Il me défend, car si je n’avais qu’Albert pour me défendre vous pensez bien !… Albert, c’est mon second… Autant dire un enfant. Tout jeune et déjà gâché… Quelle pitié ! malheureusement j’aimais Albert et il m’a eue. Depuis, nous avons pris l’habitude de nous voir. Je le console. Albert n’est pas heureux. Il va dans les cafés et chante des complaintes qu’il fabrique lui-même. Vous ne diriez pas qu’il est triste, mais dans la chambre il s’assied par terre et s’écrie : « je suis le rebut de la société ; elle me repousse.
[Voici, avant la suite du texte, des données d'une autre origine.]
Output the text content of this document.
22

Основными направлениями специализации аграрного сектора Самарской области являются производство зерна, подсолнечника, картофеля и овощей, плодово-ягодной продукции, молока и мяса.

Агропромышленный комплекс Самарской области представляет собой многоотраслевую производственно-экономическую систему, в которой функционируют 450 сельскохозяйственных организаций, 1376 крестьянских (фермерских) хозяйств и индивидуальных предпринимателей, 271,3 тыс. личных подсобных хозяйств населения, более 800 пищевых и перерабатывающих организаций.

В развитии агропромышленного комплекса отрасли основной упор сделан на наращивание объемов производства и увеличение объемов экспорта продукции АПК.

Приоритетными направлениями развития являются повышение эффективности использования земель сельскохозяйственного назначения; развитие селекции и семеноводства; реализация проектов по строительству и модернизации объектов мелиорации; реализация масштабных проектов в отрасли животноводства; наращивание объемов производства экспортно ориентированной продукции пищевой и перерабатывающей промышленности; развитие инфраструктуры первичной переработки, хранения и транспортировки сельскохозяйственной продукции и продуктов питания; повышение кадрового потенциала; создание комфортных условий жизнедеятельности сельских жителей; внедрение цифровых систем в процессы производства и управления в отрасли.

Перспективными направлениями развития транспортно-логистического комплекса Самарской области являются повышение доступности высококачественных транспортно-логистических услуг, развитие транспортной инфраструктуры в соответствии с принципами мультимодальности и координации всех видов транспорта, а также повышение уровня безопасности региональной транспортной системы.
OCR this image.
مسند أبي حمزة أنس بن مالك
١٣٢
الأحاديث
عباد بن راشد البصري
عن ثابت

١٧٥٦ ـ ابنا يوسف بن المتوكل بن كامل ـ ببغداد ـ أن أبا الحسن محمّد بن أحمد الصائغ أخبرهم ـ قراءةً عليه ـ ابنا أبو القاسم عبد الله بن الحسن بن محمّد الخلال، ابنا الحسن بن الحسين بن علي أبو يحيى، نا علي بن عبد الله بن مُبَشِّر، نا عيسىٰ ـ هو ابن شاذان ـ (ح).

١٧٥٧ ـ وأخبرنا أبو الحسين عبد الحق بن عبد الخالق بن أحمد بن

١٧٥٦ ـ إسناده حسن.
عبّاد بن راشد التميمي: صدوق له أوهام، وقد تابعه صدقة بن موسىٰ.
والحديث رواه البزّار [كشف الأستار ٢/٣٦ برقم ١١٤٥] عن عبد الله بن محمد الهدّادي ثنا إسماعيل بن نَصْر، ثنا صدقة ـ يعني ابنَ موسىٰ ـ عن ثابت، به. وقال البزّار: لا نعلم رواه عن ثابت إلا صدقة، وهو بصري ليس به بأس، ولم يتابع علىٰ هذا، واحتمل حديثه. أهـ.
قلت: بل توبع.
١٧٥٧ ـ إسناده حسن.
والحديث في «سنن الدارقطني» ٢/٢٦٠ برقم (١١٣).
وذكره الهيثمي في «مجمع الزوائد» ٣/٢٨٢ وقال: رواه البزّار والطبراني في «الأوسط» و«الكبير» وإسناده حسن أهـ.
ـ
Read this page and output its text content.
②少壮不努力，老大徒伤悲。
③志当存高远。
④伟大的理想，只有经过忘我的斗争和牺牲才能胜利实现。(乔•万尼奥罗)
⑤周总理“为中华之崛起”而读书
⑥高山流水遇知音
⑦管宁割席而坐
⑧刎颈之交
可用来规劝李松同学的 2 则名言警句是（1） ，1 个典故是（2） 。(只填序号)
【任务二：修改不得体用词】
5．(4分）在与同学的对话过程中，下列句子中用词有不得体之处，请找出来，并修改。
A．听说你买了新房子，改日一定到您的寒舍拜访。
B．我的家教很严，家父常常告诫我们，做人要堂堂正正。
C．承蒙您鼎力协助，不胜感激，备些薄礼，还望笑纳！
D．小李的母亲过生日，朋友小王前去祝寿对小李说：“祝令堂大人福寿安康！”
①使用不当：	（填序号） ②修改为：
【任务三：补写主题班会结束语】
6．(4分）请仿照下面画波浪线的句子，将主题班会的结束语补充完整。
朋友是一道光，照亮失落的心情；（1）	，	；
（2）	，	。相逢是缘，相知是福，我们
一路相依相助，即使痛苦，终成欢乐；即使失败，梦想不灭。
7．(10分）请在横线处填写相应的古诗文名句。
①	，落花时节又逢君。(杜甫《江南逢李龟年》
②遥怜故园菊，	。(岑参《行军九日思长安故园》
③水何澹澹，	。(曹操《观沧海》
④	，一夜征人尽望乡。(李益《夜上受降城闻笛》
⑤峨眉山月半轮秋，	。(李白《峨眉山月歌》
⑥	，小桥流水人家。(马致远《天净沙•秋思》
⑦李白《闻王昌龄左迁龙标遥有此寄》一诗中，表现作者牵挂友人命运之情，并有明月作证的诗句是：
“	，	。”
Je dégoûte même les agents ! » Entre nous, je crois qu’il n’a pas sa raison tout entière. Albert s’est trop fatigué autrefois. Sa jambe gauche maigrit. Albert est coxalgique.

Elle avala son petit verre d’alcool.

— Mais toutes ces misères ne me rebutent pas. Je reprendrai plus tard mon existence passée.

Nous nous levâmes. Elle me souriait. Le matin jaune et brumeux nous grisait d’espérances confuses. Je glanai quelques feuilles de navet, une carotte et deux poiraux dont mon amie fit un bouquet charmant. Puis je la quittai pour

regagner Montmartre. Alors elle releva très haut son vieux jupon et me montra qu’elle avait encore de jolies jambes.